Picking through the confetti after last night’s election parties around the country, we find ….
All the evidence pointing to monster Republican House gains this fall—the Scott Brown upset win in Massachusetts, the scary polling numbers in once-safely Democratic districts, the ever-rising number of Democratic seats thought to be in jeopardy—was contradicted Tuesday.
In the only House race that really mattered to both parties—the special election to replace the late Democratic Rep. John Murtha in Pennsylvania’s 12th District—Republicans failed spectacularly, losing on a level playing field where, in this favorable environment, they should have run roughshod over the opposition.

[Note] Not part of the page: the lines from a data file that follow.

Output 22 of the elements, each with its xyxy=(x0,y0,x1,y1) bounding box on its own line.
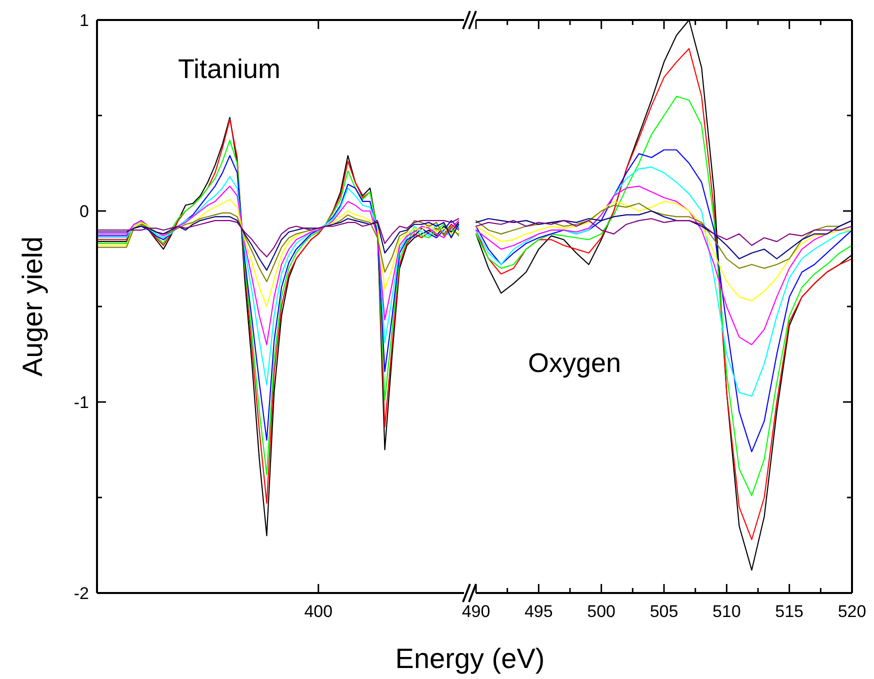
x-tick-label: 520 xyxy=(838,602,866,621)
x-tick-label: 400 xyxy=(304,602,333,621)
y-tick-label: -1 xyxy=(74,393,89,412)
annotation: Oxygen xyxy=(528,348,622,378)
y-tick-label: 0 xyxy=(80,202,89,221)
line-series xyxy=(96,218,460,258)
line-series xyxy=(96,212,460,282)
line-series xyxy=(96,176,460,386)
x-tick-label: 490 xyxy=(462,602,490,621)
x-tick-label: 510 xyxy=(712,602,741,621)
line-series xyxy=(96,186,460,346)
line-series xyxy=(96,198,460,308)
x-tick-label: 505 xyxy=(650,602,678,621)
x-tick-label: 515 xyxy=(775,602,804,621)
y-tick-label: 1 xyxy=(80,11,89,30)
y-axis-title: Auger yield xyxy=(17,236,48,377)
x-axis-title: Energy (eV) xyxy=(395,643,545,674)
x-tick-label: 495 xyxy=(524,602,553,621)
y-tick-label: -2 xyxy=(74,584,89,603)
line-series xyxy=(96,216,460,271)
annotation: Titanium xyxy=(178,54,281,84)
x-tick-label: 500 xyxy=(587,602,616,621)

Given the resources the GOP poured into the effort to capture the seat and the decisiveness of the defeat—as it turned out, it wasn’t really that close—the outcome casts serious doubt on the idea that the Democratic House majority is in jeopardy and offers comfort to a Democratic Party that is desperately in search of a glimmer of hope.
That’s a strongly worded thesis, but reporters Jonathan Martin and Charles Mahtesian back it up, noting for example that President Obama’s approval rating in that district is just 35 percent and that John McCain carried it in 2008. I know the area from my days in Pennsylvania, and it’s pretty conservative. It was indeed a missed opportunity for the GOP.

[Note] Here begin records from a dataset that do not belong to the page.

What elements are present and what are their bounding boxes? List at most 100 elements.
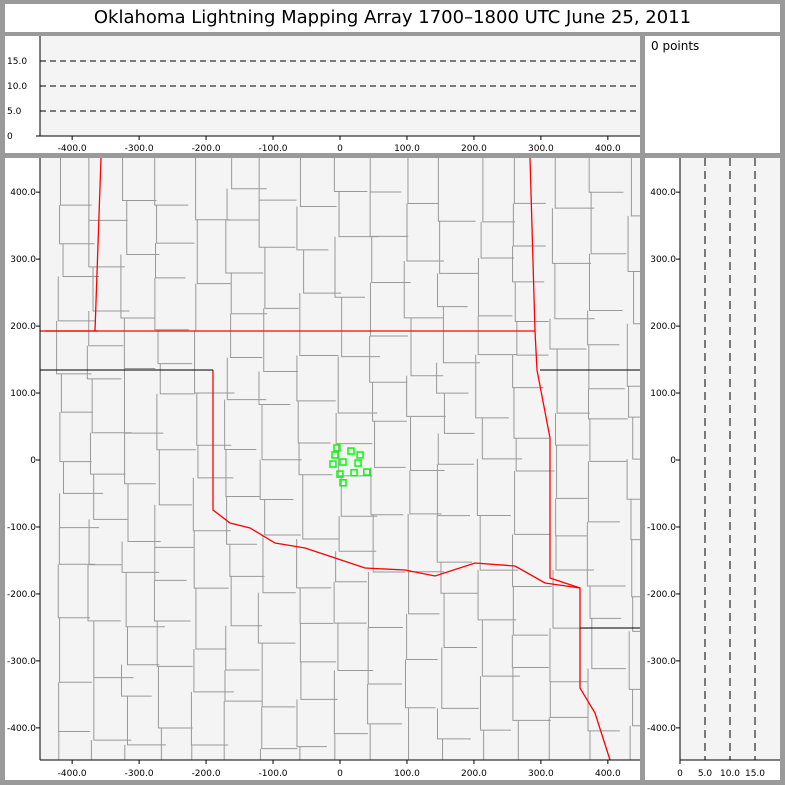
county-boundary	[436, 515, 473, 563]
county-boundary	[511, 635, 549, 668]
county-boundary	[628, 631, 640, 690]
county-boundary	[337, 623, 374, 672]
county-boundary	[436, 708, 471, 740]
county-boundary	[224, 399, 257, 450]
county-boundary	[153, 580, 191, 622]
county-boundary	[630, 158, 640, 217]
point-count: 0 points	[651, 39, 700, 53]
plan-view-map[interactable]: -400.0 -300.0 -200.0 -100.0 0 100.0 200.0 300.0…	[5, 158, 640, 780]
county-boundary	[127, 483, 161, 542]
y-tick-label: 5.0	[7, 107, 22, 117]
county-boundary	[91, 378, 132, 434]
county-boundary	[440, 562, 479, 594]
y-tick-label: -400.0	[7, 724, 36, 734]
county-boundary	[340, 475, 378, 517]
county-boundary	[126, 696, 166, 746]
x-tick-label: 10.0	[720, 769, 740, 779]
county-boundary	[512, 203, 546, 247]
county-boundary	[229, 544, 265, 577]
county-boundary	[226, 496, 257, 545]
county-boundary	[335, 412, 373, 445]
county-boundary	[479, 515, 519, 571]
county-boundary	[369, 191, 409, 237]
county-boundary	[626, 459, 640, 500]
county-boundary	[627, 215, 640, 272]
county-boundary	[337, 356, 378, 414]
county-boundary	[404, 659, 436, 709]
county-boundary	[59, 617, 92, 683]
county-boundary	[56, 320, 92, 375]
county-boundary	[86, 345, 122, 380]
x-tick-label: 300.0	[528, 144, 554, 153]
county-boundary	[122, 158, 157, 202]
county-boundary	[554, 158, 595, 209]
county-boundary	[195, 158, 231, 221]
county-boundary	[124, 433, 156, 485]
county-boundary	[230, 576, 263, 627]
x-tick-label: 100.0	[394, 769, 420, 779]
county-boundary	[588, 158, 624, 193]
county-boundary	[88, 310, 124, 347]
county-boundary	[230, 273, 268, 315]
ns-altitude-plot: 0 5.0 10.0 15.0 -400.0 -300.0 -200.0 -100.0 0 100…	[647, 158, 780, 779]
county-boundary	[225, 449, 260, 497]
county-boundary	[302, 474, 339, 540]
county-boundary	[589, 418, 627, 462]
county-boundary	[262, 535, 296, 594]
county-boundary	[296, 538, 332, 589]
ns-altitude-panel: 0 5.0 10.0 15.0 -400.0 -300.0 -200.0 -100.0 0 100…	[645, 158, 780, 780]
county-boundary	[263, 308, 298, 372]
state-border	[212, 370, 581, 589]
lma-station	[336, 470, 344, 478]
x-tick-label: -300.0	[125, 144, 154, 153]
x-tick-label: 100.0	[394, 144, 420, 153]
y-tick-label: 10.0	[7, 82, 27, 92]
county-boundary	[299, 158, 337, 207]
county-boundary	[367, 627, 403, 685]
county-boundary	[297, 400, 331, 444]
county-boundary	[226, 188, 259, 221]
county-boundary	[92, 266, 130, 312]
y-tick-label: -200.0	[7, 590, 36, 600]
lma-station	[333, 444, 341, 452]
county-boundary	[333, 158, 368, 192]
county-boundary	[555, 498, 587, 537]
county-boundary	[369, 336, 408, 383]
county-boundary	[556, 445, 588, 499]
county-boundary	[192, 477, 231, 532]
county-boundary	[120, 254, 155, 319]
x-tick-label: -200.0	[192, 769, 221, 779]
county-boundary	[261, 706, 298, 750]
county-boundary	[333, 670, 368, 735]
county-boundary	[299, 587, 334, 624]
county-boundary	[231, 158, 267, 190]
y-tick-label: 400.0	[650, 188, 676, 198]
county-boundary	[60, 373, 93, 413]
county-boundary	[632, 417, 640, 460]
lma-station	[363, 468, 371, 476]
lma-station	[329, 460, 337, 468]
county-boundary	[441, 647, 479, 709]
county-boundary	[157, 329, 193, 365]
county-boundary	[633, 271, 640, 325]
county-boundary	[88, 220, 125, 268]
county-boundary	[93, 677, 132, 741]
county-boundary	[370, 467, 404, 516]
x-tick-label: 400.0	[595, 769, 621, 779]
x-tick-label: 400.0	[595, 144, 621, 153]
x-tick-label: -200.0	[192, 144, 221, 153]
county-boundary	[407, 158, 439, 205]
county-boundary	[476, 458, 511, 517]
county-boundary	[588, 388, 628, 420]
county-boundary	[296, 699, 327, 748]
county-boundary	[632, 596, 640, 632]
county-boundary	[59, 412, 92, 463]
county-boundary	[549, 628, 588, 683]
y-tick-label: -100.0	[7, 523, 36, 533]
y-tick-label: 400.0	[10, 188, 36, 198]
county-boundary	[516, 321, 549, 356]
county-boundary	[406, 375, 446, 417]
county-boundary	[120, 664, 152, 697]
plan-view-panel[interactable]: -400.0 -300.0 -200.0 -100.0 0 100.0 200.0 300.0…	[5, 158, 640, 780]
lma-station	[356, 451, 364, 459]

However, I’d be a little more cautious than the folks at Politico. I think that in general, it’s a mistake to overread results from a single district and extrapolate them nationwide.

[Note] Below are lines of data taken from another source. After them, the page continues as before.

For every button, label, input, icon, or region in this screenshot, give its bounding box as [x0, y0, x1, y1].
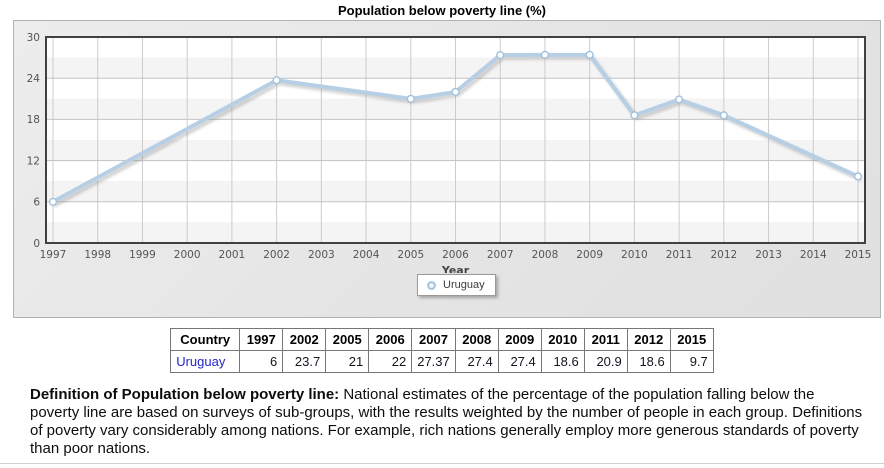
table-header-cell: 2002	[282, 328, 327, 351]
svg-text:2007: 2007	[487, 249, 514, 261]
table-header-row: Country 1997 2002 2005 2006 2007 2008 2009 2010 2…	[170, 328, 714, 351]
svg-text:2015: 2015	[845, 249, 872, 261]
table-value-cell: 27.4	[497, 350, 542, 373]
svg-text:2013: 2013	[755, 249, 782, 261]
svg-text:2009: 2009	[576, 249, 603, 261]
table-value-cell: 21	[325, 350, 370, 373]
table-header-cell: 2010	[540, 328, 585, 351]
x-axis-title: Year	[441, 264, 470, 273]
table-value-cell: 9.7	[669, 350, 714, 373]
svg-text:2006: 2006	[442, 249, 469, 261]
table-value-cell: 20.9	[583, 350, 628, 373]
table-header-cell: 2009	[497, 328, 542, 351]
table-header-cell: 2015	[669, 328, 714, 351]
svg-text:30: 30	[27, 32, 40, 44]
svg-text:1999: 1999	[129, 249, 156, 261]
plot-border	[45, 36, 866, 244]
table-value-cell: 23.7	[282, 350, 327, 373]
table-value-cell: 22	[368, 350, 413, 373]
table-value-cell: 27.4	[454, 350, 499, 373]
series-markers	[48, 50, 863, 206]
table-header-cell: 2008	[454, 328, 499, 351]
svg-text:2000: 2000	[174, 249, 201, 261]
table-header-cell: 2005	[325, 328, 370, 351]
table-header-cell: 2012	[626, 328, 671, 351]
table-value-cell: 18.6	[540, 350, 585, 373]
svg-text:1998: 1998	[84, 249, 111, 261]
table-value-cell: 6	[239, 350, 284, 373]
country-cell: Uruguay	[170, 350, 241, 373]
svg-text:2014: 2014	[800, 249, 827, 261]
table-value-cell: 18.6	[626, 350, 671, 373]
svg-text:18: 18	[27, 114, 40, 126]
legend-label: Uruguay	[443, 279, 485, 291]
x-axis-labels: 1997 1998 1999 2000 2001 2002 2003 2004 2005 2006…	[40, 249, 872, 261]
svg-text:2010: 2010	[621, 249, 648, 261]
table-value-cell: 27.37	[411, 350, 456, 373]
svg-text:2004: 2004	[353, 249, 380, 261]
svg-text:12: 12	[27, 155, 40, 167]
chart-container: 0 6 12 18 24 30 1997 1998 1999 2000 2001 2002 2003 20…	[13, 20, 881, 318]
gridlines	[46, 37, 865, 243]
svg-text:2011: 2011	[666, 249, 693, 261]
svg-text:0: 0	[33, 238, 40, 250]
chart-title: Population below poverty line (%)	[337, 3, 546, 18]
definition-text: Definition of Population below poverty l…	[30, 386, 863, 458]
svg-text:2005: 2005	[397, 249, 424, 261]
svg-text:2003: 2003	[308, 249, 335, 261]
svg-text:2012: 2012	[710, 249, 737, 261]
table-header-cell: 2006	[368, 328, 413, 351]
chart-legend: Uruguay	[417, 274, 496, 296]
table-row: Uruguay 6 23.7 21 22 27.37 27.4 27.4 18.6 20.9 18.…	[170, 350, 714, 373]
svg-text:1997: 1997	[40, 249, 67, 261]
svg-text:6: 6	[33, 197, 40, 209]
line-chart: 0 6 12 18 24 30 1997 1998 1999 2000 2001 2002 2003 20…	[27, 32, 872, 273]
table-header-cell: 2011	[583, 328, 628, 351]
table-header-cell: Country	[170, 328, 241, 351]
svg-text:2001: 2001	[219, 249, 246, 261]
svg-text:2008: 2008	[532, 249, 559, 261]
series-marker-icon	[427, 280, 436, 290]
table-header-cell: 2007	[411, 328, 456, 351]
poverty-table: Country 1997 2002 2005 2006 2007 2008 2009 2010 2…	[170, 328, 714, 373]
country-link[interactable]: Uruguay	[176, 354, 226, 369]
svg-text:24: 24	[27, 73, 41, 85]
table-wrapper: Country 1997 2002 2005 2006 2007 2008 2009 2010 2…	[0, 328, 884, 373]
table-header-cell: 1997	[239, 328, 284, 351]
definition-body: National estimates of the percentage of …	[30, 386, 863, 457]
definition-term: Definition of Population below poverty l…	[30, 386, 340, 403]
bottom-divider	[0, 463, 884, 464]
svg-text:2002: 2002	[263, 249, 290, 261]
y-axis-labels: 0 6 12 18 24 30	[27, 32, 41, 250]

On the other hand, the outcome of three Senate primaries from around the country offer a deeper data set for analysis, and all three confirm a broad dissatisfaction with politics as usual and the Washington establishment.
In Pennsylvania, longtime incumbent Arlen Specter was rejected by Democratic voters in favor of U.S. Rep. Joe Sestak, a former admiral and a more outspoken liberal than Specter.
“Elected five times to the Senate as a Republican,” the Washington Post notes, “Specter had the support of President Obama and the political leadership of his state, but he ran into rank-and-file resistance inside his new party and became the third member of Congress to lose his own party’s support in the past two weeks.”
“In fairness to Arlen,” Pa. Gov. Ed Rendell told the New York Times later, “if the economy was OK and there was no anti-incumbent wave, this wouldn’t have been a close election.”
In Arkansas, Sen. Blanche Lincoln ran into similar sentiment and may soon be joining Specter on the sidelines. It was no surprise that Lt. Gov. Bill Halter was able to hold Lincoln under 50 percent in the Democratic primary and force her into a runoff. However, the tightness of the race was the surprise of the night in my book.
Lincoln drew 45 percent of the vote compared to Halter’s 42 percent, and those are bad numbers. In effect, 55 percent of Democratic voters in Arkansas rejected their party’s incumbent senator, and it’s hard for a candidate to overcome that. If the more liberal Halter does indeed go on to win the June 8 runoff, he would have a harder time holding an already at-risk seat in November for the Democrats. But clearly, primary voters aren’t in the mood for that kind of strategic calculation.
Nowhere was that message more clear than in Rand Paul’s resounding victory in Kentucky’s GOP Senate race. And in case it had escaped notice, Paul drove it home:
“I have a message, a message from the Tea Party, a message that is loud and clear and does not mince words,” he said in his victory speech. “We have come to take our government back.”
Paul’s victory raises the same questions for Republicans that Democrats may face in Arkansas. Paul’s deeply conservative views energized a rebellious party base, but how will they be viewed by a more mainstream electorate in November?
Even within his own party, Paul’s views are deeply divisive. In one poll, 43 percent of those who supported Paul’s GOP opponent, Ted Grayson, said they would not vote for Paul come November. And as Politico reports, Paul doesn’t seem to care:
“In his victory speech Tuesday night, Paul said nothing about Grayson and declined to extend an olive branch to his opponent’s supporters. Instead, he launched a fierce attack on President Barack Obama, accusing him of “apologizing” to dictators and moving the country toward socialism.”
November is going to be fascinating. Not to mention important.